In "The King is Eating," I invite you to contemplate the consequences of our actions and the choices we make as individuals and as a society. It is a call to action, urging us to reevaluate our relationship with nature and to strive for a more harmonious coexistence.

No Title

sculpture - folded aluminium and gold foil with sublichrom after the artist's paintings 


This is a sculpture from the series 'Dawn of Times,' initiated in 2012, where the use of gold leaf carries a profound symbolic meaning, intimately connected to light and objectification, notably through its link to nature as a raw material. Sublimated reproductions of her own oil paintings create a fusion of visual elements. Within this intimate space, a subtle dialogue between materials and concepts is woven. Each piece is an exploration of duality, capturing both fragility and strength, light and darkness, presence and absence.

"The 'Dawn of Times' series deliberately transforms aesthetics into ecological activism. Furthermore, I see in its figures strangely modified by their gold leaf attire, echoes of the chryselephantine statues of Antiquity. (...)"

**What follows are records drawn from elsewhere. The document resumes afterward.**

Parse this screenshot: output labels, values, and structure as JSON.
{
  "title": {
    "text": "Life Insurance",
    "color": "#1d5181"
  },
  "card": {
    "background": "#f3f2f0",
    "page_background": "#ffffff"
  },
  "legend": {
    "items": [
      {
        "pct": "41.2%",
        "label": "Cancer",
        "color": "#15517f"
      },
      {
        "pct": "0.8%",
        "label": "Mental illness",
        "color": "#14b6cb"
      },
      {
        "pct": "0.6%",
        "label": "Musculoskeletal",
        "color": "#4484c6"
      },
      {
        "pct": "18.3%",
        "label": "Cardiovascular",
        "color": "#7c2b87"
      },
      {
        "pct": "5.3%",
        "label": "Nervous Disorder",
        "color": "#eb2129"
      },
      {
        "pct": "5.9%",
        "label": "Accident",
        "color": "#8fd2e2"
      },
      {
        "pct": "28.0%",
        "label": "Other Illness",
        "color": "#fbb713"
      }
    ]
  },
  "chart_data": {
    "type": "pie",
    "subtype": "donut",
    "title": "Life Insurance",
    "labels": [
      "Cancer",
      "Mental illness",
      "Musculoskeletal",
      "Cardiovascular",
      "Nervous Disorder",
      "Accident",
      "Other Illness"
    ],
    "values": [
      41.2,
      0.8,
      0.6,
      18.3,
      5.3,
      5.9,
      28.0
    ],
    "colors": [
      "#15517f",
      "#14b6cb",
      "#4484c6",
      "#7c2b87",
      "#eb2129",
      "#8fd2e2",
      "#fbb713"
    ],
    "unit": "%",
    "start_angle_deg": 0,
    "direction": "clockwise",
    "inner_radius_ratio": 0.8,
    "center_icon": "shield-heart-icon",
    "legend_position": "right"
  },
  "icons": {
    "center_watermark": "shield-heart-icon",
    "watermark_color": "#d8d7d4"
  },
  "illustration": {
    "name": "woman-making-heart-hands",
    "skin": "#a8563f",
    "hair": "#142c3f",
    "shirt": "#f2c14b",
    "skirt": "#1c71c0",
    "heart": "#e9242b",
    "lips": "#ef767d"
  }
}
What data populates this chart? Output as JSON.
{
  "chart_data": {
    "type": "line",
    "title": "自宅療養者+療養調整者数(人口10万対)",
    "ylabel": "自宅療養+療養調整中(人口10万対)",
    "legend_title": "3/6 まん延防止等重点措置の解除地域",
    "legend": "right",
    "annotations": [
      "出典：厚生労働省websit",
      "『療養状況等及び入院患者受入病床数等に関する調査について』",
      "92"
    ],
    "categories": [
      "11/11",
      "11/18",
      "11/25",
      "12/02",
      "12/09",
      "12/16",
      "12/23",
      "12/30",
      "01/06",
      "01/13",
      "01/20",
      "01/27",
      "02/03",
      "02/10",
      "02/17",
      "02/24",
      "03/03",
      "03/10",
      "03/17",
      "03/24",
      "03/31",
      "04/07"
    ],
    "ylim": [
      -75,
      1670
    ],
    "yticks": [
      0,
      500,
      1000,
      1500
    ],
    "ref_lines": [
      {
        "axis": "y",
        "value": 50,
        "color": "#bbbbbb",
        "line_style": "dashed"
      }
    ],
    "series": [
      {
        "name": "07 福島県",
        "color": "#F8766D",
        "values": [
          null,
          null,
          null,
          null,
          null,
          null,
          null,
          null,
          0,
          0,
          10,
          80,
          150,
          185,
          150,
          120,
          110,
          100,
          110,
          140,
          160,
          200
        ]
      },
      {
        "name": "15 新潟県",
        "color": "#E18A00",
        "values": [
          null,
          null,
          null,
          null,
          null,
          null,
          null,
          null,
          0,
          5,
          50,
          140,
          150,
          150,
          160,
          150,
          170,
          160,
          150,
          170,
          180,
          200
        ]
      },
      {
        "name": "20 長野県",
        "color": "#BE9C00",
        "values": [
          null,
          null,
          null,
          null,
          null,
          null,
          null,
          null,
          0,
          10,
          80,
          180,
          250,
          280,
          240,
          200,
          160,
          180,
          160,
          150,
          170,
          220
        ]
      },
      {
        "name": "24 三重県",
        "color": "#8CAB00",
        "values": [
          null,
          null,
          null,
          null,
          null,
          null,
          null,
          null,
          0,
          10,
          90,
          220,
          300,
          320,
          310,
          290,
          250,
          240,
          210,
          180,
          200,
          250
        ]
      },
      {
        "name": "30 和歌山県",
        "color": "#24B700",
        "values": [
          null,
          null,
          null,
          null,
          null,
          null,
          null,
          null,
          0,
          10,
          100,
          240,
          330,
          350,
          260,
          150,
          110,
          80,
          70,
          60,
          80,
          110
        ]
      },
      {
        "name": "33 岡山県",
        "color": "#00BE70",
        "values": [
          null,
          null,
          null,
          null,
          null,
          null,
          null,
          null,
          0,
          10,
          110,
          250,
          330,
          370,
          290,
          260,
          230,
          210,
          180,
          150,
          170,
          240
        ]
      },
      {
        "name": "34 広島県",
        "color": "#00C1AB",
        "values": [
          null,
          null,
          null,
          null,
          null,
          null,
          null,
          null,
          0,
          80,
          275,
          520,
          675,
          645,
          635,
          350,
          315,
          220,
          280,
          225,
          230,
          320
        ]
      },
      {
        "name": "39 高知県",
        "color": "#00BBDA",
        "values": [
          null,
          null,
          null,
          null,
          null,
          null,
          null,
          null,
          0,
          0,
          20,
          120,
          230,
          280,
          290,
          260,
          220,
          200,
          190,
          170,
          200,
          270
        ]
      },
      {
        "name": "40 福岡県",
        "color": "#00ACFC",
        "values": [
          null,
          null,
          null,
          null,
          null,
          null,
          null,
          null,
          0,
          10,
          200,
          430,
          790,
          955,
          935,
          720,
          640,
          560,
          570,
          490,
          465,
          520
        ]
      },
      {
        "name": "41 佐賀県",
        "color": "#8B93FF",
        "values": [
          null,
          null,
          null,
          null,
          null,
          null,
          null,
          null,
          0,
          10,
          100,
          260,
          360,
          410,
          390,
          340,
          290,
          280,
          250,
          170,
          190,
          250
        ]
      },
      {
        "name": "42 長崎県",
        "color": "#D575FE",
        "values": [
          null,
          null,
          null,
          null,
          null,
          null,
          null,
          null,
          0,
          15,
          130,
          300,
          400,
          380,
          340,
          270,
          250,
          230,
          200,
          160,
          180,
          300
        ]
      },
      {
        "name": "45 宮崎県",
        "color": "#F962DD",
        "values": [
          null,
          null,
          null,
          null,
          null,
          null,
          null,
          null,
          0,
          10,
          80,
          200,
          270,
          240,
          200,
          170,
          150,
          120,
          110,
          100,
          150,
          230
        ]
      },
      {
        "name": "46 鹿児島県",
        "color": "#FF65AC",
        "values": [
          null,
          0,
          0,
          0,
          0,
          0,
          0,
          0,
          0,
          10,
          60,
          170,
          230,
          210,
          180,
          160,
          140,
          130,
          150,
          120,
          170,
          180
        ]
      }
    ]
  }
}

Ioana Vlasiu, art critic and historian

April 10 to October 15 2024
Manpai gallery, Bordeaux 



sculpture - folded aluminium

At first it was folded papers, thrown into a corner of my studio in the Art Academy, things I rejected, hidden, secret. Later it has developed into folded canvases, then rigidified to finally appear Stipendium, a polychrome sculpture in 2013. (proposed by the Ticolas Show room as permanent curation ) From there the choice was clear, aluminium foil, light enough to be hand bent.